Dick Butkus Award for best linebacker — Alabama lost three starting linebackers to graduation, including the Butkus Award winner in Reuben Foster and outside stars Tim Williams and Ryan Anderson. Shaun Dion Hamilton suffered a knee injury in the SEC Championship Game, but is expected back at the middle linebacker spot in 2016. Before being injured he had 64 tackles to rank fifth on the team, and had 9 tackles for loss, including 2 sacks. He also caused a fumble and had 2 pass interceptions.  In his absence, Rashaan Evans moved up to a starting spot, and Evans was already considered a first team player by the Alabama coaching staff. Evans had 53 tackles including 4 sacks, broke up 2 passes, caused and recovered a fumble, and had 6 quarterback pressures. With Alabama expected to have another very fine defensive line, that sets it up for inside linebackers to make a lot of plays.
Ray Guy Award for best punter — JK Scott should have won this award in his freshman year when he was a finalist after having the best season in Alabama history with 55 punts for a 48-yard average and 46.4 net average. He followed that with a solid sophomore season in which he had 70 punts for a 44.2 average and 40.2 net. Last year he had 64 punts for a 47.2 average. He had 29 punts over 50 yards and 7 over 60 yards, and 25 inside the 20. The two-time All-America is a tremendous “flip the field” weapon who was a choice by Alabama coaches as a player of the week in nine games. His 189 career punts have averaged 46.3 yards and he has put 81 of them inside the 20.
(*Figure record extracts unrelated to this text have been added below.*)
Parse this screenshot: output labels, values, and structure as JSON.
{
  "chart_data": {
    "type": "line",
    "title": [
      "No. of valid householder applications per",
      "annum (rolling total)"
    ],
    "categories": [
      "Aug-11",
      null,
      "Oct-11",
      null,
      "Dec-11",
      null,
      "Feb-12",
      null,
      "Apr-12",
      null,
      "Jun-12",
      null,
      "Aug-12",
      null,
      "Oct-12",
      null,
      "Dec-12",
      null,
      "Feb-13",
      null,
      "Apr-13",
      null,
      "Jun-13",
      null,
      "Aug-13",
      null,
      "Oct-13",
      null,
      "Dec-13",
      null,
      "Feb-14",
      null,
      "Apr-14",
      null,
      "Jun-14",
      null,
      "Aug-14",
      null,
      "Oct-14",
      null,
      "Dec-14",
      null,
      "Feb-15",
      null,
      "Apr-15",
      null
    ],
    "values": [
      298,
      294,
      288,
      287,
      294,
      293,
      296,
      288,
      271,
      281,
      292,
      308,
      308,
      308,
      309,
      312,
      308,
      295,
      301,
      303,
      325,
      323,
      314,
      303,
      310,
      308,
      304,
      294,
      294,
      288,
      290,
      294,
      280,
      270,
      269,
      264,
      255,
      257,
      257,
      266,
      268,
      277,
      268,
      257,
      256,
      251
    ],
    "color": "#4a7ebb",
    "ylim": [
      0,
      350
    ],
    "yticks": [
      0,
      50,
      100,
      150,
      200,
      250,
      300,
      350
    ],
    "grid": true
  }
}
Lou Groza Award for best placekicker — Alabama lost its placekicker of the last three years, Adam Griffith, and signing a new man was of utmost importance. After securing an early commitment from an All-America kicker in Brandon Ruiz, but shortly before Signing Day Ruiz recommitted. No problem. Bama went out and signed another All-America in Joseph Bulovas. You won’t find Bulovas on the 2017 signee list, but he has pledged to arrive in August. Bulovas comes from the renowned Chris Sailer kicking school. He was outstanding in the Army All-American game with field goals of 34 and 49 yards and all three extra point tries. He won’t be on the summer watch list, but he has talent.